You really need some sort of access from below with a bolt, if you are not willing to do a ceiling patch in the basement (its a BASEMENT after all), then you can do a floor patch, but it has to be solid. Then at the front of the Post where the Stair String enters the Post measure down to the top edge of the Stair String, this will be between 190mm and 210mm depending on the angle of the Stairs. I am very happy with the finished product, the only thing that we do not have finished is a base wrap that will be put on the bottom of each post. These holes are where the screws will go through to attach it to the bottom of the stair post and the floor.
In my research, I found that a popular way of securing a solid newel post is to drill a hole in the bottom of it and a matching hole in the stair tread (or floor) where it is mounted. Follow by drilling the newel post portion of the 7/32-inch hole with the 5/16-inch bit to make it wider, but stop widening the hole short of the stair frame. Sometimes these would go right into a finished floor but you don’t have a finished floor here because of the carpet.
So, looking around, it seems you can get kit, like a double ended bolt, that enables you to cut the old post off at floor level, and screw a new one into the top of it. Seems simple enough. The means of fastening the bolt within the newel post so as to secure the railing therewith is accomplished by placement onto the bolt of a washer 14 and nut 15. In this method a steel plate with a keyhole is recessed into the finished floor and attached with screws. Drill holes in the concrete of the right diameter for lead shields using a masonry bit in a hammer drill. To attach the plate, we have to drill a pilot hole dead center in the bottom of the newel post.
This prevents the chuck of the drill from damaging the finish on the newel post. Once the holes are drilled, remove the template anchor and position the post and anchor over the holes for final attachment. Now loop a piece of Rope around the Ball on the top of the Posts and insert a small piece of Timber or a large Screwdriver in to the Rope and twist it until it is tight enough to pull the Posts tight against the Shoulders of the Tenons. Basically though, in this method a single hanger bolt is threaded into the floor (with appropriate backing).

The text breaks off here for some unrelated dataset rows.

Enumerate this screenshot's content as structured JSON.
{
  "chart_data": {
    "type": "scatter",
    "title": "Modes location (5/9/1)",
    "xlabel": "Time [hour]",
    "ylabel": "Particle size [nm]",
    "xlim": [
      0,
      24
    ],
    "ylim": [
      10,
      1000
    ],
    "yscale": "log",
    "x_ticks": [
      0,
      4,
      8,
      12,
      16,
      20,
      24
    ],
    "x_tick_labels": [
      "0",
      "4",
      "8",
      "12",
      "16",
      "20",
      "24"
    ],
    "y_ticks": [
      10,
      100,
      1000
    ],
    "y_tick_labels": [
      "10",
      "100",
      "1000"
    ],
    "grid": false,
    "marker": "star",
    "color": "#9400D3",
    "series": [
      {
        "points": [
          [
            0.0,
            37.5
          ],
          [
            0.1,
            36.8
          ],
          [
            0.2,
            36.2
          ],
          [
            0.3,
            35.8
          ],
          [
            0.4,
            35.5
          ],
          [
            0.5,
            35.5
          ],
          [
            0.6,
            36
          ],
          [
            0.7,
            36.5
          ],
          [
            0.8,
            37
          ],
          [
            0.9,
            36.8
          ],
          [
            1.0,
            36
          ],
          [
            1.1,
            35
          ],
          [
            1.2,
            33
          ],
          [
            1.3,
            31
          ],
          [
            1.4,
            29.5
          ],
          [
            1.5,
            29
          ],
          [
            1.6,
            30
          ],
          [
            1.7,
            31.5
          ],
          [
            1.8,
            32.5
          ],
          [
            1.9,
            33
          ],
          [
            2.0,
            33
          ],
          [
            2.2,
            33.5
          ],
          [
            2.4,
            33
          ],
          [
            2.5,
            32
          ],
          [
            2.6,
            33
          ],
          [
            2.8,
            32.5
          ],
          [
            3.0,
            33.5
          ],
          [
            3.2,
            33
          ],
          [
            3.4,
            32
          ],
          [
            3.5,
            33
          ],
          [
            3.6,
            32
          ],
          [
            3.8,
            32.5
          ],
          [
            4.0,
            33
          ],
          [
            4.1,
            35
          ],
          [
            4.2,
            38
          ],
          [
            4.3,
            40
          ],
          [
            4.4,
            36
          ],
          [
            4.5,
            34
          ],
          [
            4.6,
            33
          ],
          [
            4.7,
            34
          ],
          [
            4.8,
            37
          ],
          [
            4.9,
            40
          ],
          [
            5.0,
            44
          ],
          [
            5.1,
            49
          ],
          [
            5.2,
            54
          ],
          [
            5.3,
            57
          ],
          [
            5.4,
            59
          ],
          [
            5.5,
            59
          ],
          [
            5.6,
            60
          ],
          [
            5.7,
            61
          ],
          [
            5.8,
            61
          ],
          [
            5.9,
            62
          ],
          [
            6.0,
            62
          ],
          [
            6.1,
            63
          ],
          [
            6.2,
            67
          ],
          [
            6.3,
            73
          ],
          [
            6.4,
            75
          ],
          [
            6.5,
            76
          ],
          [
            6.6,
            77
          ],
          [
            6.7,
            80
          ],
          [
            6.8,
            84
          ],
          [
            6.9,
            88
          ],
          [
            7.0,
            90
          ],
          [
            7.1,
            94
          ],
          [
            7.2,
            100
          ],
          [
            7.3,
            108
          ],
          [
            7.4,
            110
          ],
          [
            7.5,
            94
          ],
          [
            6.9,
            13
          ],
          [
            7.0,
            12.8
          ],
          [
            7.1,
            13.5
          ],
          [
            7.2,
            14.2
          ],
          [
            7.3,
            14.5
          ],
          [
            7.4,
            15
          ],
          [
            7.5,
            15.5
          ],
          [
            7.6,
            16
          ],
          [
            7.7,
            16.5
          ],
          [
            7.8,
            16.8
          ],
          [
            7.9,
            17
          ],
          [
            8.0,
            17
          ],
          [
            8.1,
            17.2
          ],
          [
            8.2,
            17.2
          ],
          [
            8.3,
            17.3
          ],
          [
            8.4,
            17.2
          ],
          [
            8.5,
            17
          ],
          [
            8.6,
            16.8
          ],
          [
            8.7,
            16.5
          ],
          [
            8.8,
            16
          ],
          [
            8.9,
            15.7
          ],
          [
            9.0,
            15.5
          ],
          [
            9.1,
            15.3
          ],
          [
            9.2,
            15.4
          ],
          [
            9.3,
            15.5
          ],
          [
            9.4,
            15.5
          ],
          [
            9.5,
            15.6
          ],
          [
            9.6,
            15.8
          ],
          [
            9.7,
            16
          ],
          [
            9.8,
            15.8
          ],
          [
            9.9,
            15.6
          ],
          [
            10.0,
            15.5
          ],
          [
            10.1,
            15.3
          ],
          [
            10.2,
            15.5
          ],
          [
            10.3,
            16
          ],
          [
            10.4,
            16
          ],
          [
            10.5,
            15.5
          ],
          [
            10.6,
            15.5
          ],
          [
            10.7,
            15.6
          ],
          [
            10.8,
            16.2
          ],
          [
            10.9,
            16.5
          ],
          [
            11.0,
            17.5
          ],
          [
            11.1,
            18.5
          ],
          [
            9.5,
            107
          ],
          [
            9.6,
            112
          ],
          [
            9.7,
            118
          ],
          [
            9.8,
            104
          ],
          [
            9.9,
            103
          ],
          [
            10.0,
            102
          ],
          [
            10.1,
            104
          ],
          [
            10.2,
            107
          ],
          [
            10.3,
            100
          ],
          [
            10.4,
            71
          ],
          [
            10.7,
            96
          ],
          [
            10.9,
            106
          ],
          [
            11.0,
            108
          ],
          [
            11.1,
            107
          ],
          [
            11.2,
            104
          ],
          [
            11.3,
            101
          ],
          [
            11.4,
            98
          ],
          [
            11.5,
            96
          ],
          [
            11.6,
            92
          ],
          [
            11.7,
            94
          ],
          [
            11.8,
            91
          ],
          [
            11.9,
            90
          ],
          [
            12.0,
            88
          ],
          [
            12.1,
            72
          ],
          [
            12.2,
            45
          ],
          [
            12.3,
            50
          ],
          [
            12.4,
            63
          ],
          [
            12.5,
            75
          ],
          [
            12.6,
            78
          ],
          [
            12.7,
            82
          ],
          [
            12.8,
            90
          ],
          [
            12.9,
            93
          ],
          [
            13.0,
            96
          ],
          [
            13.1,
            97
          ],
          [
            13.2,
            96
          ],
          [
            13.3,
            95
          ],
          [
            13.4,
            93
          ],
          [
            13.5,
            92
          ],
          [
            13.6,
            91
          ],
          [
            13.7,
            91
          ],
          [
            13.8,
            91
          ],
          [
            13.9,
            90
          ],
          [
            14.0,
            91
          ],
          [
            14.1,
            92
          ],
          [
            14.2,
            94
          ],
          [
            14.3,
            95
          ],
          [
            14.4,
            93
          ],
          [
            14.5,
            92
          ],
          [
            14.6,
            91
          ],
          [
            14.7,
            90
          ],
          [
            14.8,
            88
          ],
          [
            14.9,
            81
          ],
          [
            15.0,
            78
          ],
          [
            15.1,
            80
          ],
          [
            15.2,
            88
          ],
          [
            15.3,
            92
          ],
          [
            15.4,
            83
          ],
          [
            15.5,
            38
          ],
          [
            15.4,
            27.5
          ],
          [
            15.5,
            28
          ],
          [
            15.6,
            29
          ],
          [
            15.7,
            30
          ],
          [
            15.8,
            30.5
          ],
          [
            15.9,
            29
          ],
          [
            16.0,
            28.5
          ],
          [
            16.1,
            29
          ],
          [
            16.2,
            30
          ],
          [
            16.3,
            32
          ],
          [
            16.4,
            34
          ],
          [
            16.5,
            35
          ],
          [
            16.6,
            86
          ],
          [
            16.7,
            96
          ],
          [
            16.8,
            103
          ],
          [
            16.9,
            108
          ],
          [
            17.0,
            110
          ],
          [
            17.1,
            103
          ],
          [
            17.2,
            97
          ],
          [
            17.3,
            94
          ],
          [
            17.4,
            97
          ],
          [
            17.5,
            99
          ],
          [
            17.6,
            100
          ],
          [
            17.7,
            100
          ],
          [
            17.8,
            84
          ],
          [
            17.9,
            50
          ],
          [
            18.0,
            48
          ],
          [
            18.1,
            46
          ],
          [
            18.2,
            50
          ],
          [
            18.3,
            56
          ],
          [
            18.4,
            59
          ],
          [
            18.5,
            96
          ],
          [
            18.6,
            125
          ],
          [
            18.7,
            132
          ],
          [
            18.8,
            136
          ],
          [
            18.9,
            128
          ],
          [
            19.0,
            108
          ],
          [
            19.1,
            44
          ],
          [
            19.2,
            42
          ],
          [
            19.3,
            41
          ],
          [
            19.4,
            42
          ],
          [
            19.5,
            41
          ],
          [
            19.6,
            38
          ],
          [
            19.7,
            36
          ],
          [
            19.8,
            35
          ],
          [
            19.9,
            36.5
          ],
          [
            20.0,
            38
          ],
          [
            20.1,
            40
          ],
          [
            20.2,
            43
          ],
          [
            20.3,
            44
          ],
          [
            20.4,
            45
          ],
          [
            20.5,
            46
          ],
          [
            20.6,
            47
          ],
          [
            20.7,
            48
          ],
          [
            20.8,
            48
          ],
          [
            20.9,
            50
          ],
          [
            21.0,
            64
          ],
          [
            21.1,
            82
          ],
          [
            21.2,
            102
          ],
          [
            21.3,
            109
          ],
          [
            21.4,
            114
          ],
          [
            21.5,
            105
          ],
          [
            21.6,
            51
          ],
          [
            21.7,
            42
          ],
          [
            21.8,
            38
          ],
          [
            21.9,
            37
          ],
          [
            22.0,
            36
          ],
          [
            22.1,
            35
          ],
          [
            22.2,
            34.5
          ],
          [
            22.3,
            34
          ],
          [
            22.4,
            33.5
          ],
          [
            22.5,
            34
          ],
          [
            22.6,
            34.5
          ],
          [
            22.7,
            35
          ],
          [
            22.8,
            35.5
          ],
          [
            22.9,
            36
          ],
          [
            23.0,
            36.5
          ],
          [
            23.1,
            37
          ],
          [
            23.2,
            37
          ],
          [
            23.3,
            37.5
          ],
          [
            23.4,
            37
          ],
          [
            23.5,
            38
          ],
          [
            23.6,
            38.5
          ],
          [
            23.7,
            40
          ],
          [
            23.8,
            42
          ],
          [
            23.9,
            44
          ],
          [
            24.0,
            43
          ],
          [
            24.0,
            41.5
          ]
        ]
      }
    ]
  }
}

While this method of newel post installation does require a plugged hole, the strength and durability it provides makes it well worth it in my mind. If you’re not as lucky as these homeowners and could mount your handrail post right down into the ground, then it’s a lot easier than you think to mount it to concrete. Cut the tread so it fits halfway around the 4×4 post on the new newel post base.
KITE WINDER A space saving feature made up of several triangular steps turning around a single newel post, requires a special newel type. Cover those screw heads with the baseboard you have wrapped around the bottom of the newel post. I’m not saying you can’t get a good secure connection with them (although I do think they make plumbing the post more difficult than it should be) I just really think they’re ugly.